Note that the specific configuration variables and their optimal values may vary depending on the MySQL version, system hardware, workload, and other factors. It’s important to thoroughly understand the MySQL configuration variables and their impacts before making any changes and to carefully monitor the effects of configuration changes to ensure they improve the desired KPIs.
Percona Monitoring and Management is a best-of-breed open source database monitoring solution. It helps you reduce complexity, optimize performance, and improve the security of your business-critical database environments, no matter where they are located or deployed. *Get started with Percona Monitoring and Management, your MySQL performance monitoring tool.*
The key KPIs for MySQL performance include query response time, throughput (queries per second), server load, connection usage, and buffer pool efficiency.
Essential MySQL performance metrics to track are slow query logs, InnoDB metrics (like row operations and buffer pool usage), thread activity, memory usage, and disk I/O activity.

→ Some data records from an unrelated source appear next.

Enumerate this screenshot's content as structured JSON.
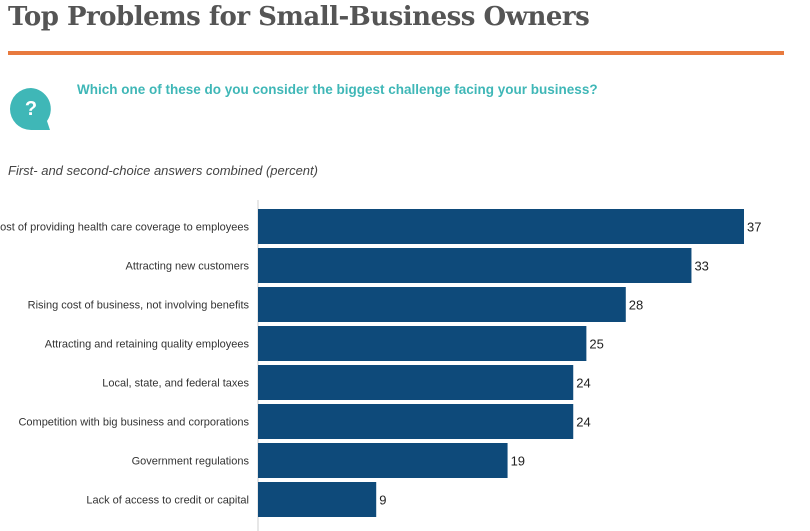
{
  "header": {
    "title": "Top Problems for Small-Business Owners",
    "question": "Which one of these do you consider the biggest challenge facing your business?",
    "subtitle": "First- and second-choice answers combined (percent)",
    "question_icon_glyph": "?"
  },
  "colors": {
    "bar": "#0e4a7a",
    "accent_rule": "#e87a3e",
    "question_text": "#3fb7b7",
    "icon": "#3fb7b7"
  },
  "chart_data": {
    "type": "bar",
    "orientation": "horizontal",
    "categories": [
      "Cost of providing health care coverage to employees",
      "Attracting new customers",
      "Rising cost of business, not involving benefits",
      "Attracting and retaining quality employees",
      "Local, state, and federal taxes",
      "Competition with big business and corporations",
      "Government regulations",
      "Lack of access to credit or capital"
    ],
    "values": [
      37,
      33,
      28,
      25,
      24,
      24,
      19,
      9
    ],
    "xlim": [
      0,
      37
    ],
    "grid": false,
    "legend": "none"
  }
}
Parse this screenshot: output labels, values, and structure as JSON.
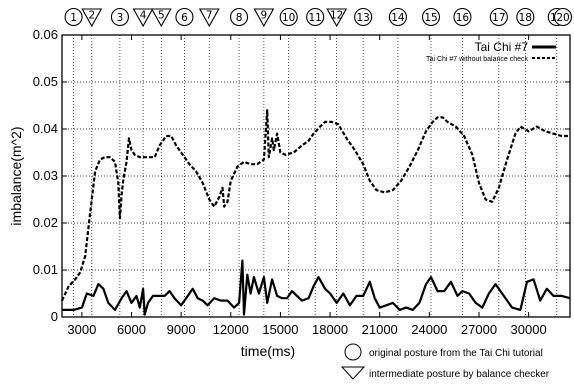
{
  "chart_data": {
    "type": "line",
    "xlabel": "time(ms)",
    "ylabel": "imbalance(m^2)",
    "xlim": [
      1800,
      32500
    ],
    "ylim": [
      0,
      0.06
    ],
    "x_ticks": [
      3000,
      6000,
      9000,
      12000,
      15000,
      18000,
      21000,
      24000,
      27000,
      30000
    ],
    "y_ticks": [
      0,
      0.01,
      0.02,
      0.03,
      0.04,
      0.05,
      0.06
    ],
    "y_tick_labels": [
      "0",
      "0.01",
      "0.02",
      "0.03",
      "0.04",
      "0.05",
      "0.06"
    ],
    "grid": "vertical dotted lines at posture markers, dotted horizontal lines at y ticks",
    "legend_position": "top-right",
    "series": [
      {
        "name": "Tai Chi #7",
        "style": "solid",
        "points": [
          [
            1800,
            0.0015
          ],
          [
            2500,
            0.0015
          ],
          [
            3000,
            0.002
          ],
          [
            3300,
            0.005
          ],
          [
            3700,
            0.0045
          ],
          [
            4000,
            0.007
          ],
          [
            4300,
            0.006
          ],
          [
            4600,
            0.003
          ],
          [
            5000,
            0.0015
          ],
          [
            5400,
            0.004
          ],
          [
            5700,
            0.0055
          ],
          [
            6000,
            0.003
          ],
          [
            6300,
            0.0045
          ],
          [
            6500,
            0.002
          ],
          [
            6700,
            0.006
          ],
          [
            6800,
            0.0005
          ],
          [
            7000,
            0.003
          ],
          [
            7300,
            0.0045
          ],
          [
            7600,
            0.0045
          ],
          [
            8000,
            0.0045
          ],
          [
            8300,
            0.0055
          ],
          [
            8600,
            0.004
          ],
          [
            9000,
            0.0025
          ],
          [
            9400,
            0.0045
          ],
          [
            9700,
            0.006
          ],
          [
            10000,
            0.004
          ],
          [
            10300,
            0.0035
          ],
          [
            10600,
            0.0025
          ],
          [
            11000,
            0.004
          ],
          [
            11400,
            0.0035
          ],
          [
            11800,
            0.0035
          ],
          [
            12200,
            0.002
          ],
          [
            12500,
            0.003
          ],
          [
            12700,
            0.012
          ],
          [
            12800,
            0.0005
          ],
          [
            13000,
            0.009
          ],
          [
            13200,
            0.005
          ],
          [
            13400,
            0.0085
          ],
          [
            13700,
            0.005
          ],
          [
            14000,
            0.0085
          ],
          [
            14200,
            0.003
          ],
          [
            14500,
            0.008
          ],
          [
            14800,
            0.0045
          ],
          [
            15100,
            0.004
          ],
          [
            15400,
            0.004
          ],
          [
            15700,
            0.0055
          ],
          [
            16000,
            0.0045
          ],
          [
            16300,
            0.0035
          ],
          [
            16700,
            0.004
          ],
          [
            17000,
            0.0065
          ],
          [
            17300,
            0.0085
          ],
          [
            17700,
            0.006
          ],
          [
            18000,
            0.005
          ],
          [
            18400,
            0.003
          ],
          [
            18800,
            0.005
          ],
          [
            19200,
            0.0025
          ],
          [
            19600,
            0.0045
          ],
          [
            20000,
            0.0045
          ],
          [
            20400,
            0.0075
          ],
          [
            20700,
            0.004
          ],
          [
            21000,
            0.002
          ],
          [
            21400,
            0.0025
          ],
          [
            21800,
            0.003
          ],
          [
            22200,
            0.0015
          ],
          [
            22600,
            0.002
          ],
          [
            23000,
            0.0015
          ],
          [
            23400,
            0.003
          ],
          [
            23800,
            0.007
          ],
          [
            24100,
            0.0085
          ],
          [
            24500,
            0.0055
          ],
          [
            24900,
            0.0055
          ],
          [
            25300,
            0.0075
          ],
          [
            25700,
            0.0045
          ],
          [
            26000,
            0.0055
          ],
          [
            26400,
            0.005
          ],
          [
            26800,
            0.003
          ],
          [
            27200,
            0.002
          ],
          [
            27600,
            0.005
          ],
          [
            28000,
            0.007
          ],
          [
            28500,
            0.0045
          ],
          [
            29000,
            0.002
          ],
          [
            29500,
            0.0015
          ],
          [
            29900,
            0.0075
          ],
          [
            30300,
            0.008
          ],
          [
            30700,
            0.0035
          ],
          [
            31100,
            0.006
          ],
          [
            31500,
            0.0045
          ],
          [
            32000,
            0.0045
          ],
          [
            32500,
            0.004
          ]
        ]
      },
      {
        "name": "Tai Chi #7 without balance check",
        "style": "dashed",
        "points": [
          [
            1800,
            0.0035
          ],
          [
            2200,
            0.0065
          ],
          [
            2600,
            0.008
          ],
          [
            2900,
            0.0095
          ],
          [
            3200,
            0.013
          ],
          [
            3500,
            0.022
          ],
          [
            3800,
            0.031
          ],
          [
            4100,
            0.0335
          ],
          [
            4400,
            0.034
          ],
          [
            4700,
            0.034
          ],
          [
            5000,
            0.033
          ],
          [
            5200,
            0.0285
          ],
          [
            5300,
            0.021
          ],
          [
            5400,
            0.026
          ],
          [
            5500,
            0.029
          ],
          [
            5700,
            0.033
          ],
          [
            5850,
            0.038
          ],
          [
            6000,
            0.0355
          ],
          [
            6200,
            0.0345
          ],
          [
            6500,
            0.034
          ],
          [
            7000,
            0.034
          ],
          [
            7400,
            0.034
          ],
          [
            7700,
            0.0365
          ],
          [
            8100,
            0.0385
          ],
          [
            8400,
            0.0385
          ],
          [
            8700,
            0.0365
          ],
          [
            9100,
            0.0345
          ],
          [
            9500,
            0.0325
          ],
          [
            9900,
            0.031
          ],
          [
            10300,
            0.0285
          ],
          [
            10700,
            0.025
          ],
          [
            11000,
            0.0235
          ],
          [
            11300,
            0.0255
          ],
          [
            11500,
            0.0275
          ],
          [
            11600,
            0.0235
          ],
          [
            11800,
            0.0245
          ],
          [
            12000,
            0.029
          ],
          [
            12400,
            0.032
          ],
          [
            12800,
            0.033
          ],
          [
            13200,
            0.0325
          ],
          [
            13600,
            0.0325
          ],
          [
            14000,
            0.0335
          ],
          [
            14200,
            0.044
          ],
          [
            14300,
            0.034
          ],
          [
            14500,
            0.038
          ],
          [
            14600,
            0.0355
          ],
          [
            14800,
            0.039
          ],
          [
            15000,
            0.035
          ],
          [
            15300,
            0.0345
          ],
          [
            15800,
            0.035
          ],
          [
            16300,
            0.0365
          ],
          [
            16700,
            0.0375
          ],
          [
            17000,
            0.039
          ],
          [
            17400,
            0.0405
          ],
          [
            17700,
            0.0415
          ],
          [
            18100,
            0.0415
          ],
          [
            18500,
            0.041
          ],
          [
            19000,
            0.038
          ],
          [
            19500,
            0.0355
          ],
          [
            20000,
            0.0325
          ],
          [
            20400,
            0.029
          ],
          [
            20800,
            0.027
          ],
          [
            21300,
            0.0265
          ],
          [
            21800,
            0.027
          ],
          [
            22300,
            0.029
          ],
          [
            22800,
            0.032
          ],
          [
            23300,
            0.0355
          ],
          [
            23800,
            0.0395
          ],
          [
            24200,
            0.0415
          ],
          [
            24500,
            0.0425
          ],
          [
            24800,
            0.0425
          ],
          [
            25100,
            0.0415
          ],
          [
            25600,
            0.0405
          ],
          [
            26100,
            0.0385
          ],
          [
            26600,
            0.0345
          ],
          [
            27000,
            0.0285
          ],
          [
            27400,
            0.025
          ],
          [
            27800,
            0.0245
          ],
          [
            28200,
            0.0275
          ],
          [
            28700,
            0.0335
          ],
          [
            29200,
            0.039
          ],
          [
            29500,
            0.0405
          ],
          [
            30000,
            0.0395
          ],
          [
            30500,
            0.0405
          ],
          [
            31000,
            0.0395
          ],
          [
            31500,
            0.039
          ],
          [
            32000,
            0.0385
          ],
          [
            32500,
            0.0385
          ]
        ]
      }
    ],
    "posture_markers": [
      {
        "label": "1",
        "shape": "circle",
        "x": 2500
      },
      {
        "label": "2",
        "shape": "triangle",
        "x": 3600
      },
      {
        "label": "3",
        "shape": "circle",
        "x": 5300
      },
      {
        "label": "4",
        "shape": "triangle",
        "x": 6700
      },
      {
        "label": "5",
        "shape": "triangle",
        "x": 7800
      },
      {
        "label": "6",
        "shape": "circle",
        "x": 9200
      },
      {
        "label": "7",
        "shape": "triangle",
        "x": 10700
      },
      {
        "label": "8",
        "shape": "circle",
        "x": 12500
      },
      {
        "label": "9",
        "shape": "triangle",
        "x": 14000
      },
      {
        "label": "10",
        "shape": "circle",
        "x": 15500
      },
      {
        "label": "11",
        "shape": "circle",
        "x": 17100
      },
      {
        "label": "12",
        "shape": "triangle",
        "x": 18400
      },
      {
        "label": "13",
        "shape": "circle",
        "x": 20000
      },
      {
        "label": "14",
        "shape": "circle",
        "x": 22100
      },
      {
        "label": "15",
        "shape": "circle",
        "x": 24100
      },
      {
        "label": "16",
        "shape": "circle",
        "x": 26000
      },
      {
        "label": "17",
        "shape": "circle",
        "x": 28200
      },
      {
        "label": "18",
        "shape": "circle",
        "x": 29800
      },
      {
        "label": "19",
        "shape": "circle",
        "x": 31700
      },
      {
        "label": "20",
        "shape": "circle",
        "x": 33500
      }
    ],
    "notes": {
      "circle": "original posture from the Tai Chi tutorial",
      "triangle": "intermediate posture by balance checker"
    }
  }
}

Percona Monitoring and Management (PMM) provides comprehensive tools for real-time monitoring and historical analysis of MySQL performance. It offers dashboards for metrics such as query performance, server load, and resource utilization, enabling quick identification of performance bottlenecks and optimization opportunities.
What are the benefits of using Percona Monitoring and Management over other MySQL performance monitoring tools?
Percona Monitoring and Management (PMM) is an open source solution that offers deep insights into database behavior, flexible data retention policies, and extensive support for MySQL and other database systems. PMM facilitates easy integration with existing infrastructures, providing a holistic view of your database operations.